Title:Receding Horizon Consensus of General Linear Multi-agent Systems with Input Constraints: An Inverse Optimality Approach

Abstract:It is desirable but challenging to fulfill system constraints and reach optimal performance in consensus protocol design for practical multi-agent systems (MASs). This paper investigates the optimal consensus problem for general linear MASs subject to control input constraints. Two classes of MASs including subsystems with semi-stable and unstable dynamics are considered. For both classes of MASs without input constraints, the results on designing optimal consensus protocols are first developed by inverse optimality approach. Utilizing the optimal consensus protocols, the receding horizon control (RHC)-based consensus strategies are designed for these two classes of MASs with input constraints. The conditions for assigning the cost functions distributively are derived, based on which the distributed RHC-based consensus frameworks are formulated. Next, the feasibility and consensus properties of the closed-loop systems are analyzed.
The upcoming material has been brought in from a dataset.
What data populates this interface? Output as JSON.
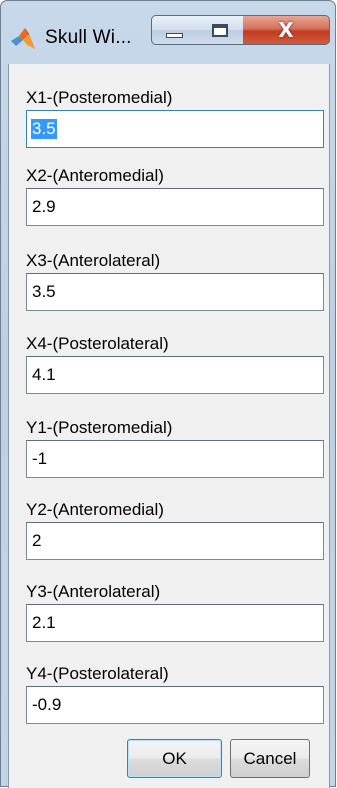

It is shown that 1) the optimal performance indices under the inverse optimal consensus protocols are coupled with the network topologies and the system matrices of subsystems, but they are different for MASs with semi-stable and unstable subsystems; 2) the unstable modes of subsystems impose more stringent requirements for the parameter design; 3) the designed RHC-based consensus strategies can make the control input constraints fulfilled and ensure consensus for the closed-loop systems in both cases. But for MASs with semi-stable subsystems, the {\em convergent consensus} can be reached. Finally, two examples are provided to verify the effectiveness of the proposed results.